On a toujours su qu'Anton Newcombe penchait vers la folie. Et on a aussi souvent décelé, chez lui, une forme de génie. Jusqu'ici, c'était clairement son talent qui s'exprimait, avant le reste, sur ses albums. Néanmoins, ils n'étaient jamais parfaits, car toujours alourdis par quelques morceaux trop pesants qui empêchaient ces œuvres bruitistes et sublimes de s'envoler. Mais que dire de toutes ces chansons, belles comme autant de joyaux, gouttes étincelantes d'un poison que l'on prend plaisir à consommer, dont on devient dépendant dans une joie malsaine et pure, mis à part qu'elles sont l'œuvre d'une des figures les plus intéressantes, les plus séduisantes, de la musique actuelle. Difficile de ne pas être fasciné par cet Antonin Artaud du rock, cet authentique aliéné, ce messie obscur au regard suintant la folie mystique d'un prophète moderne. Alors, que penser de ce dernier album en date ? My Bloody Underground... On comprend tout de suite les références contenues dans ce titre ; My Bloody Valentine - on s'en doutait - et, bien sûr, le Velvet Underground : le bruit, les larsens, et le poison, enveloppés d'une beauté parfois pure, souvent brutale, toujours fascinante. Que penser de cet album, donc ? D'abord, on remarque son unité, une forme de qualité qui englobe l'ensemble des titres, le choix n'est plus possible, plus de tri, comme dans les précédents efforts du Brian Jonestown Massacre. Ensuite, on est frappé par la quasi-disparition de la voix d'Anton. Déroutant au départ, voire décevant. Et puis, le bruit, les fausses notes. Beaucoup plus qu'à l'accoutumé. Les grésillements. Une sorte de nouveau White Light/White Heat ? Peut-être. On dirait que la folie d'Anton prend le pas sur, non pas son talent, son génie, mais sur les conventions.

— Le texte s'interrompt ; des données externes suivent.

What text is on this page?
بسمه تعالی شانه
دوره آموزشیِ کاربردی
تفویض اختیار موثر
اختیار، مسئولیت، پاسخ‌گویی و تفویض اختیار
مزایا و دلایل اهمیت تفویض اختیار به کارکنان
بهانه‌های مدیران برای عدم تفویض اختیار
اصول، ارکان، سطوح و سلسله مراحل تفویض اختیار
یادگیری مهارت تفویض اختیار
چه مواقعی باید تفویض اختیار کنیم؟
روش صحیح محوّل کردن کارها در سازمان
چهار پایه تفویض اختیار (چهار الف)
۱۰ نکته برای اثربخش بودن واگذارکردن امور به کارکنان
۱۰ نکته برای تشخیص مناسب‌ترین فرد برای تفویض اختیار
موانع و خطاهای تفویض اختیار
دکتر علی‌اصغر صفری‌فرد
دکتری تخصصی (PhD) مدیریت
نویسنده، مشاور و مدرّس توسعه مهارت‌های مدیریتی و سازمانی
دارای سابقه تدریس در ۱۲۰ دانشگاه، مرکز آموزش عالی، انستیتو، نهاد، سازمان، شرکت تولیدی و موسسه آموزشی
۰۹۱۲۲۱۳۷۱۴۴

Cet album peut être un hymne au grand n'importe quoi, aussi bien qu'un chef-d'œuvre. Il peut-être l'œuvre d'un fou, le laisser aller d'un artiste en perte d'inspiration et de lui-même, comme un coup de pied dans la gueule du conformisme. Encore un coup de Newcombe pour échapper au commerce. Il ne faut pas s'y tromper, My Bloody Underground contient de vraies chansons, seulement, elles sont toutes sabotées. Comme sur le deuxième (et meilleur) album du Velvet. Peu importe l'impression qu'on retire de l'écoute de ce disque, l'important est que l'impression sera forte. Inévitablement.